Here’s more evidence that the demand for due process cuts across all political persuasions and unites those who can’t agree on anything else.
Embattled Marquette University professor John McAdams is getting support from his nemesis: a liberal theology professor that he’s called “heretical” and a “darling of the secular left.”
McAdams says at his Marquette Warrior blog that his nemesis, the pro-gay marriage/abortion/euthanasia Dan Maguire, emailed university officials and himself to protest McAdams’ treatment.
According to Maguire’s email, lawyers told him that Marquette’s punishment of McAdams for his blog post against an intolerant graduate student was a “blatant violation of due process legal requirements that exposed the university to unnecessary liabilities and risks.”

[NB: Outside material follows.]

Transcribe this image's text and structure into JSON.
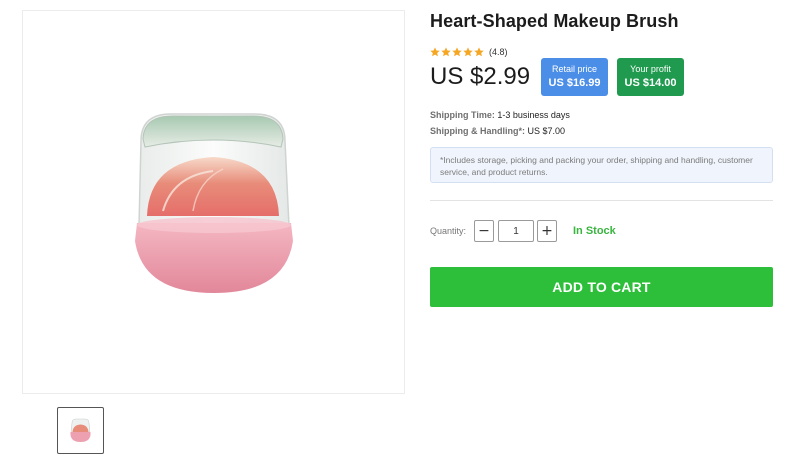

Banning McAdams from campus is “not just a ‘severe sanction'” under American Association of University Professors’ policy, Maguire wrote:
In almost half a century in the academe, I have never seen a similar punishment imposed on a professor in this “blunt instrument” fashion. The banning of the professor from campus unless he gets permission from the dean strikes me as bizarre, demeaning, and unjust. It announces on the public record that Professor McAdams is some sort of threat to the persons in this academic community…..leaving volatile suspicions in the air as to what that threat could be. …
I believe you owe us more explanation that you have given on your decision on this matter. … The incident has a chilling effect on all members and staff since it implies that due-process protections may be brittle and uncertain at this university and specifically under your presidency. It is certainly not an aid in recruiting quality faculty.
McAdams says Maguire is just being “consistent,” given that the school has received regular complaints about Maguire’s total lack of Catholic orthodoxy and yet the school has protected him under the banner of academic freedom:
Yes, people coming from very different ideological perspectives can support the right of free expression for those who differ.